Apple is interested in becoming more of a virtual pay-TV operator — albeit in a very limited fashion.

The tech giant, as first reported by Re/code, wants to cobble together a premium-cable bundle available on Apple TV that would include HBO, Showtime and Starz for a single monthly price.

But so what? Apple already offers HBO, Showtime and Starz services a la carte. HBO Now initially launched on Apple TV in April 2015, followed by CBS-owned Showtime later that summer. Starz alighted on the Apple set-top in April 2016.

Even if Apple can wrangle terms to bundle HBO, Showtime and Starz together — and there’s no guarantee that will happen — the move is more tactical than a big strategic shift. As always in these cases, the devil’s in the pricing and packaging details: If Apple can offer the suites of the Big Three premium cable nets for less than pay-TV operators do, that might nudge the needle a bit.
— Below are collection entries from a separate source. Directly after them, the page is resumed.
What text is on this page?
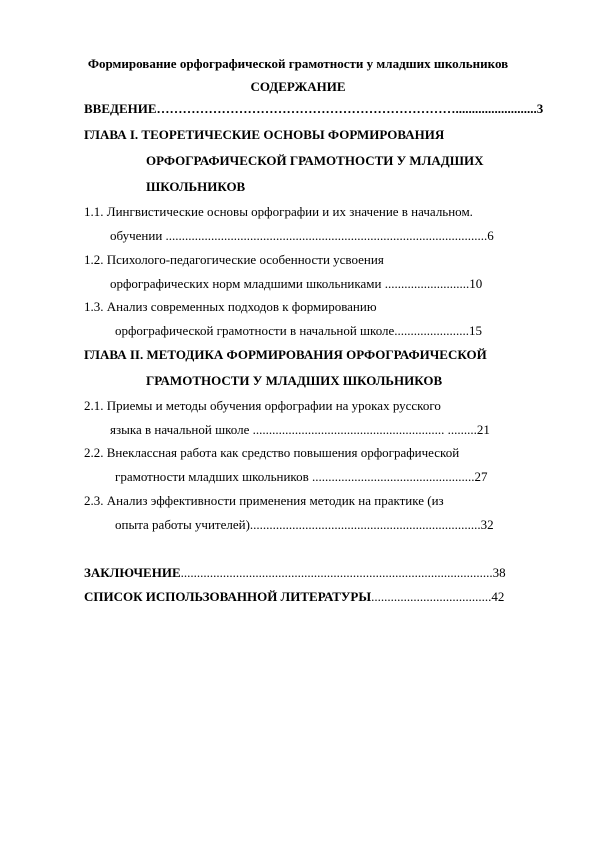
Формирование орфографической грамотности у младших школьников
СОДЕРЖАНИЕ
ВВЕДЕНИЕ…………………………………………………………….........................3
ГЛАВА I. ТЕОРЕТИЧЕСКИЕ ОСНОВЫ ФОРМИРОВАНИЯ
ОРФОГРАФИЧЕСКОЙ ГРАМОТНОСТИ У МЛАДШИХ
ШКОЛЬНИКОВ
1.1. Лингвистические основы орфографии и их значение в начальном.
обучении ...................................................................................................6
1.2. Психолого-педагогические особенности усвоения
орфографических норм младшими школьниками ..........................10
1.3. Анализ современных подходов к формированию
орфографической грамотности в начальной школе.......................15
ГЛАВА II. МЕТОДИКА ФОРМИРОВАНИЯ ОРФОГРАФИЧЕСКОЙ
ГРАМОТНОСТИ У МЛАДШИХ ШКОЛЬНИКОВ
2.1. Приемы и методы обучения орфографии на уроках русского
языка в начальной школе ........................................................... .........21
2.2. Внеклассная работа как средство повышения орфографической
грамотности младших школьников ..................................................27
2.3. Анализ эффективности применения методик на практике (из
опыта работы учителей).......................................................................32
ЗАКЛЮЧЕНИЕ................................................................................................38
СПИСОК ИСПОЛЬЗОВАННОЙ ЛИТЕРАТУРЫ.....................................42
But the pricing for the standalone OTT channels is not a savings over traditional cable or satellite TV: HBO Now is $14.99 via Apple TV, while Showtime is $10.99 and Starz is $8.99.
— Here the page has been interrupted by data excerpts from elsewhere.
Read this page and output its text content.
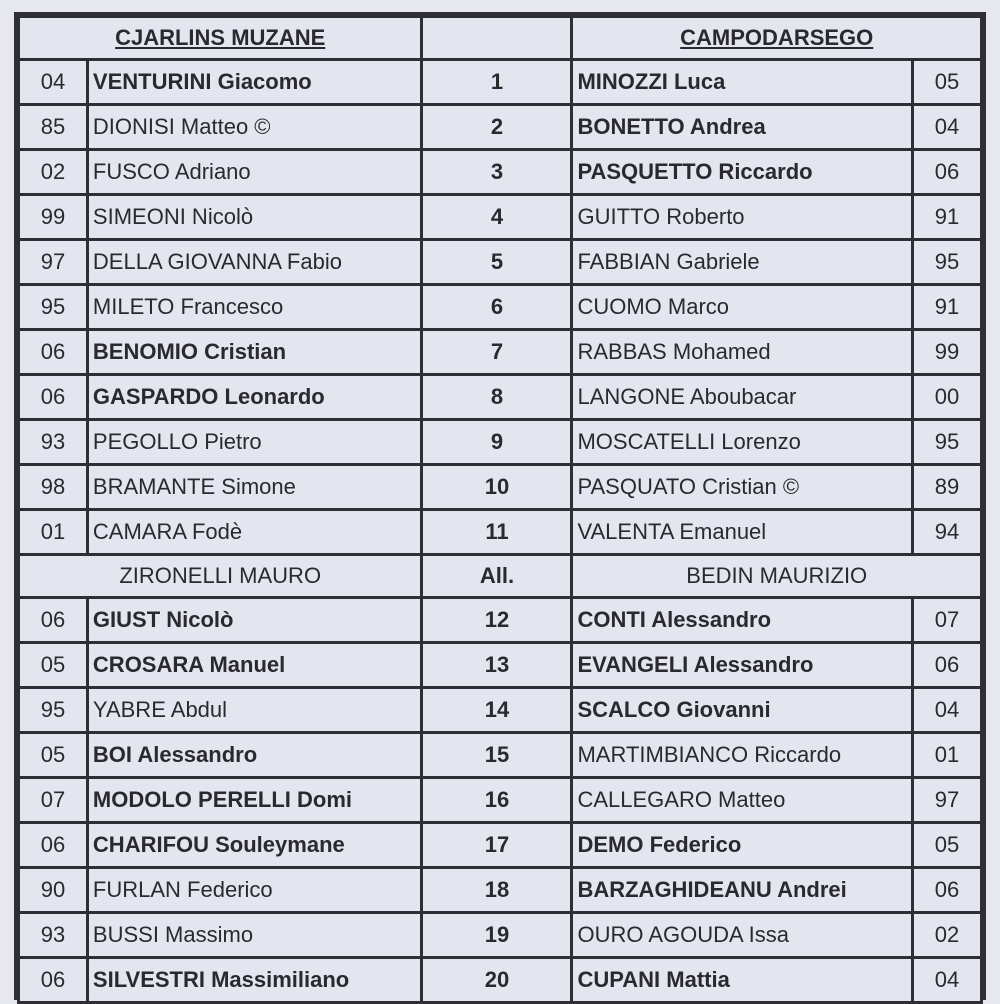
CJARLINS MUZANE			CAMPODARSEGO	
04	VENTURINI Giacomo	1	MINOZZI Luca	05
85	DIONISI Matteo ©	2	BONETTO Andrea	04
02	FUSCO Adriano	3	PASQUETTO Riccardo	06
99	SIMEONI Nicolò	4	GUITTO Roberto	91
97	DELLA GIOVANNA Fabio	5	FABBIAN Gabriele	95
95	MILETO Francesco	6	CUOMO Marco	91
06	BENOMIO Cristian	7	RABBAS Mohamed	99
06	GASPARDO Leonardo	8	LANGONE Aboubacar	00
93	PEGOLLO Pietro	9	MOSCATELLI Lorenzo	95
98	BRAMANTE Simone	10	PASQUATO Cristian ©	89
01	CAMARA Fodè	11	VALENTA Emanuel	94
ZIRONELLI MAURO		All.	BEDIN MAURIZIO	
06	GIUST Nicolò	12	CONTI Alessandro	07
05	CROSARA Manuel	13	EVANGELI Alessandro	06
95	YABRE Abdul	14	SCALCO Giovanni	04
05	BOI Alessandro	15	MARTIMBIANCO Riccardo	01
07	MODOLO PERELLI Domi	16	CALLEGARO Matteo	97
06	CHARIFOU Souleymane	17	DEMO Federico	05
90	FURLAN Federico	18	BARZAGHIDEANU Andrei	06
93	BUSSI Massimo	19	OURO AGOUDA Issa	02
06	SILVESTRI Massimiliano	20	CUPANI Mattia	04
While a mini-bundle with HBO, Showtime and Starz could be a baby step toward a bigger virtual TV package from Apple, execs from Apple have disavowed any intentions to try go down that road. It’s a segment is already crowded with services like Dish’s Sling, AT&T’s DirecTV Now, Sony PlayStation Vue, and FuboTV; services from Hulu and YouTube are set to come in the next few months, and now Verizon is expected roll out a virtual TV service this summer.

Note, too, that unlike other connected-device makers (such as Roku), Apple demands an ongoing cut of the subscription price for services purchased through its hardware platforms. Companies must pay Apple 30% of any monthly charges for users who sign up on Apple devices, that steps down to 15% after 12 months, under terms the company rolled out last year. The so-called “App Store tax” has been a big issue for some subscription-service providers (see: Spotify).

In the grand scheme of things, Apple serving up a premium-cable bundle is not a big deal. But along with the scores of other moves in the internet-video space, it could — even if in an ever-so-incremental way — convince more subscribers to bail on their existing cable, satellite or telco TV fat bundles.